Intel called the design "a fundamental departure" from the two-dimensional transistor structure that has powered electronics within computers, cars, household appliances and other devices for decades.
Intel said the 3-D transistors are so small that more than 100 million could fit on the head of a pin. The original transistor, built by Bell Labs in 1947, was large enough to be pieced together by hand.
"Transistors have entered the third dimension," Bohr said onstage.
He said the new design will help the company push the limits of Moore's Law, Intel co-founder Gordon Moore's theory that the number of transistors able to fit on a microchip doubles every two years or so.
The chip architecture used in Ivy Bridge, a version designed for full-powered computers and servers, will make its way into other areas, such as Intel's mobile-focused Atom processor, said Dadi Perlmutter, a vice president for Intel's architecture group.
"This is one of the fundamental things that we believe is going to keep us extremely competitive," Perlmutter said, "and definitely going to help us to move ahead of the ARM system because we have this advantage in processing technology."
An Atom processor using the new 3-D transistor layout could come as early as mid- to late 2012, said David Kanter, a technology analyst.
"The smartphone market is just sort of emerging," Kanter said. In processor research and development, "Intel has a one-year lead over everyone, and now it's widening."
The increase in performance with Ivy Bridge compared with previous generational improvements in processors is "really, really big in context," Kanter said.
Ivy Bridge is 37% more efficient than current top-of-the-line Intel chips at low voltage, making this Intel's "most significant technology announcement of the year," a spokesman said.

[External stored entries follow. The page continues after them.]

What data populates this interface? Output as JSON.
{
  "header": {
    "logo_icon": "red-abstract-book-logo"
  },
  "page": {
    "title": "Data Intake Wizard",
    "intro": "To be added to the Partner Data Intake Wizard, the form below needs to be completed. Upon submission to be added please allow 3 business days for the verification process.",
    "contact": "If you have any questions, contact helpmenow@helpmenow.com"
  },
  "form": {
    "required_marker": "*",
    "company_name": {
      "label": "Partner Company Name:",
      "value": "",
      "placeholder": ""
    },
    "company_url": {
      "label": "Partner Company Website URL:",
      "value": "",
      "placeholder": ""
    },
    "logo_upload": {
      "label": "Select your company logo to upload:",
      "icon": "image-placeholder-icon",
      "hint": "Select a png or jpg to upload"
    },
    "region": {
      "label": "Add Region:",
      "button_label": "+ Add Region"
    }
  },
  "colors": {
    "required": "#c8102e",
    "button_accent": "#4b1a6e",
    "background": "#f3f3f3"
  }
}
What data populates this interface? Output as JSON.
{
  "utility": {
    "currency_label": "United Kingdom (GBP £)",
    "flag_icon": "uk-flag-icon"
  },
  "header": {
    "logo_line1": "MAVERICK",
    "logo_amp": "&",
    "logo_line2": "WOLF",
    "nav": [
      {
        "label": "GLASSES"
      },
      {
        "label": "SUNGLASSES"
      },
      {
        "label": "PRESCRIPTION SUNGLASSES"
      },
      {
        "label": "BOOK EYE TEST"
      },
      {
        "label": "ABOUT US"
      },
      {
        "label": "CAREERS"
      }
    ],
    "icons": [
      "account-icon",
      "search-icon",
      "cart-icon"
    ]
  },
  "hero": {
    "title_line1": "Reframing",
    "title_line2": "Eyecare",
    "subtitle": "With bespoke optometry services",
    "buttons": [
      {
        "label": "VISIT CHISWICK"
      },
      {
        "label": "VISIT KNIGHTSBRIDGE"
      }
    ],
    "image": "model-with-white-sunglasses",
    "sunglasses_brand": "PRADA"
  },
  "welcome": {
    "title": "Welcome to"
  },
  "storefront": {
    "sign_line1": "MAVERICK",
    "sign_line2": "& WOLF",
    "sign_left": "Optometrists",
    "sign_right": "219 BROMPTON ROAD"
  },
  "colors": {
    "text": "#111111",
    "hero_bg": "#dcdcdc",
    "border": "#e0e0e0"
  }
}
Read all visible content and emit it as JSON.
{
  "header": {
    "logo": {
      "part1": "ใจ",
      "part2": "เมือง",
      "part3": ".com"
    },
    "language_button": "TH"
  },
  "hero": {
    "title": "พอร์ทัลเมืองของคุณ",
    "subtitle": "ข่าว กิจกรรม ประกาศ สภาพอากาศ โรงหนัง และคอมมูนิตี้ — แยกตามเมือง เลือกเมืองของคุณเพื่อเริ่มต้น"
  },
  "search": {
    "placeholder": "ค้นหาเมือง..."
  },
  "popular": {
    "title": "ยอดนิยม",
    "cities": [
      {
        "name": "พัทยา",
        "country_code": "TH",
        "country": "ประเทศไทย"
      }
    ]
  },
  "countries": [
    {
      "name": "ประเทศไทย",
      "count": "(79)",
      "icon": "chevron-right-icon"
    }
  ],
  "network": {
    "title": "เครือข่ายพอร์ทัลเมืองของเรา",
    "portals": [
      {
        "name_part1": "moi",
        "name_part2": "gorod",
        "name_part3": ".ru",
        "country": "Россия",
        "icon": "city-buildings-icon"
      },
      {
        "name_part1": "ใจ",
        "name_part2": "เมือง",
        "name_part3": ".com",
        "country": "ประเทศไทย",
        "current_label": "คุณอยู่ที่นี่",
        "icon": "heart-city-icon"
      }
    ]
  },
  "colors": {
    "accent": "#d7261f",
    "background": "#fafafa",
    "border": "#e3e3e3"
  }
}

Bohr, the Intel fellow, acknowledged as much, saying: "We've never achieved that sort of performance gain on low-voltage on any previous technology."
Being able to use the 3-D method to mass produce chips could give Intel a three-year lead over competitors, Bohr said. The concept was first demonstrated by Intel in 2002.
"This general structure is well known in the industry," Bohr said. "The real challenge is to make this manufacturable."